2. Single‑step debugging (PTRACE_SINGLESTEP)

Setting the trap flag in the child’s eflags register causes the CPU to generate a SIGTRAP after each instruction. The kernel then stops the child and notifies the parent, allowing fine‑grained control.

2.1 Implementing breakpoints with int 3

Breakpoints are created by replacing the first byte of the target instruction with the 0xCC opcode ( int 3 ). The original byte is saved, and when the breakpoint is hit, the debugger restores the byte, rewinds the instruction pointer, and resumes execution.

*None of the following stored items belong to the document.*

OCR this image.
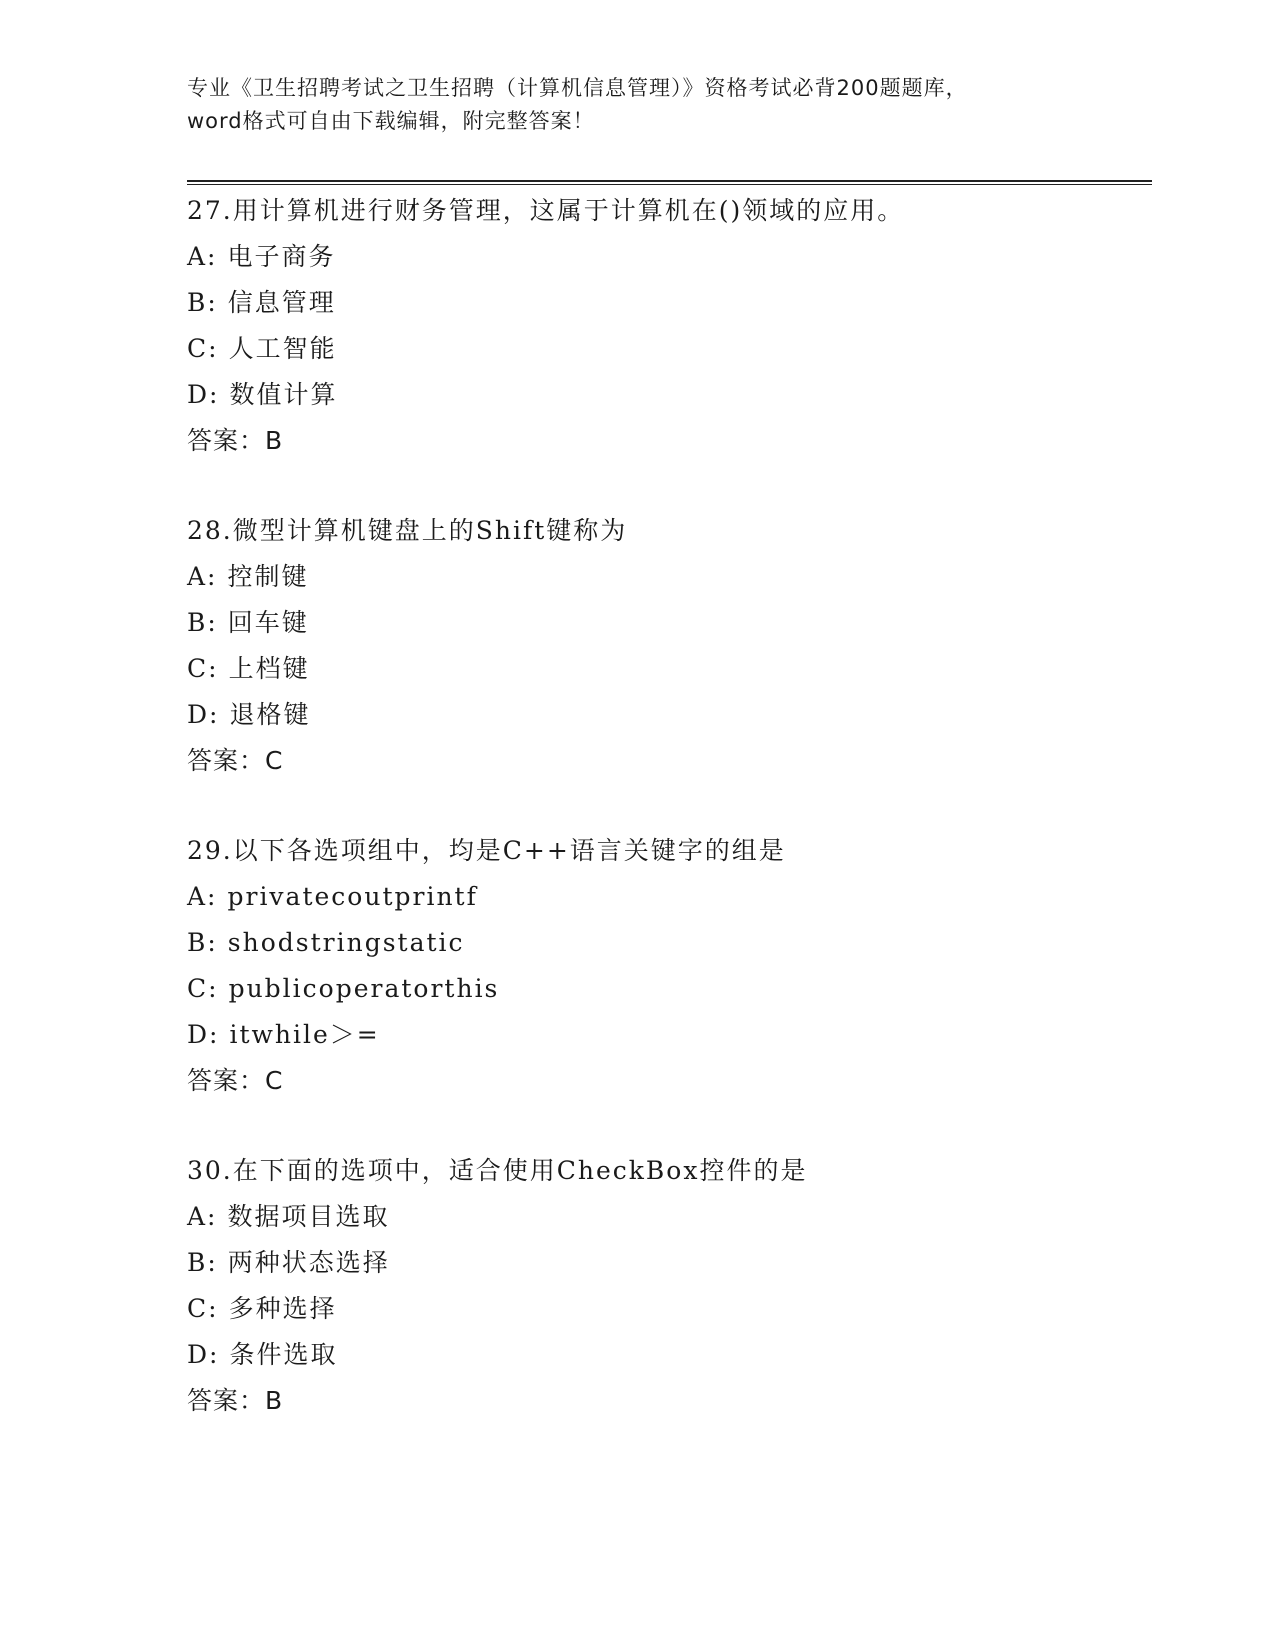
专业《卫生招聘考试之卫生招聘（计算机信息管理）》资格考试必背200题题库，
word格式可自由下载编辑，附完整答案！
27.用计算机进行财务管理，这属于计算机在()领域的应用。
A: 电子商务
B: 信息管理
C: 人工智能
D: 数值计算
答案：B
28.微型计算机键盘上的Shift键称为
A: 控制键
B: 回车键
C: 上档键
D: 退格键
答案：C
29.以下各选项组中，均是C++语言关键字的组是
A: privatecoutprintf
B: shodstringstatic
C: publicoperatorthis
D: itwhile＞=
答案：C
30.在下面的选项中，适合使用CheckBox控件的是
A: 数据项目选取
B: 两种状态选择
C: 多种选择
D: 条件选取
答案：B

unsigned long data = ptrace(PTRACE_PEEKTEXT, child, (void*)addr, 0);
unsigned long data_with_trap = (data & 0xFFFFFF00) | 0xCC;
ptrace(PTRACE_POKETEXT, child, (void*)addr, (void*)data_with_trap);

3. Debugging information (DWARF)

Compilers embed DWARF sections in ELF binaries to map source lines, functions, and variables to machine addresses. The .debug_info section contains DIEs (Debugging Information Entries) that describe subprograms, their low/high PC values, and variable locations.

For example, the function do_stuff has DW_AT_low_pc = 0x8048604, allowing a debugger to set a breakpoint at the correct address. Variable locations are expressed as offsets from the frame base (e.g., DW_OP_fbreg: -20 for a stack variable).

3.1 Accessing DWARF programmatically

Libraries such as libdwarf provide APIs to read these sections and retrieve function addresses, line tables, and variable locations, enabling full source‑level debugging.

4. ptrace implementation in the Linux kernel

The kernel entry point sys_ptrace dispatches requests via a switch statement. For PTRACE_TRACEME it sets the PT_PTRACED flag; for PTRACE_SINGLESTEP it sets the trap flag in the child’s eflags . Memory reads/writes use access_process_vm , which walks the target’s page tables to copy data from the child’s address space.

When a traced process receives a signal (e.g., SIGTRAP), the kernel’s do_signal routine puts the process into TASK_STOPPED state, notifies the parent with SIGCHLD, and yields the CPU, allowing the debugger to intervene.

Overall, the article demonstrates how ptrace underpins debugging tools, how to manipulate execution flow with single‑step and breakpoints, and how DWARF links executable code back to the original source.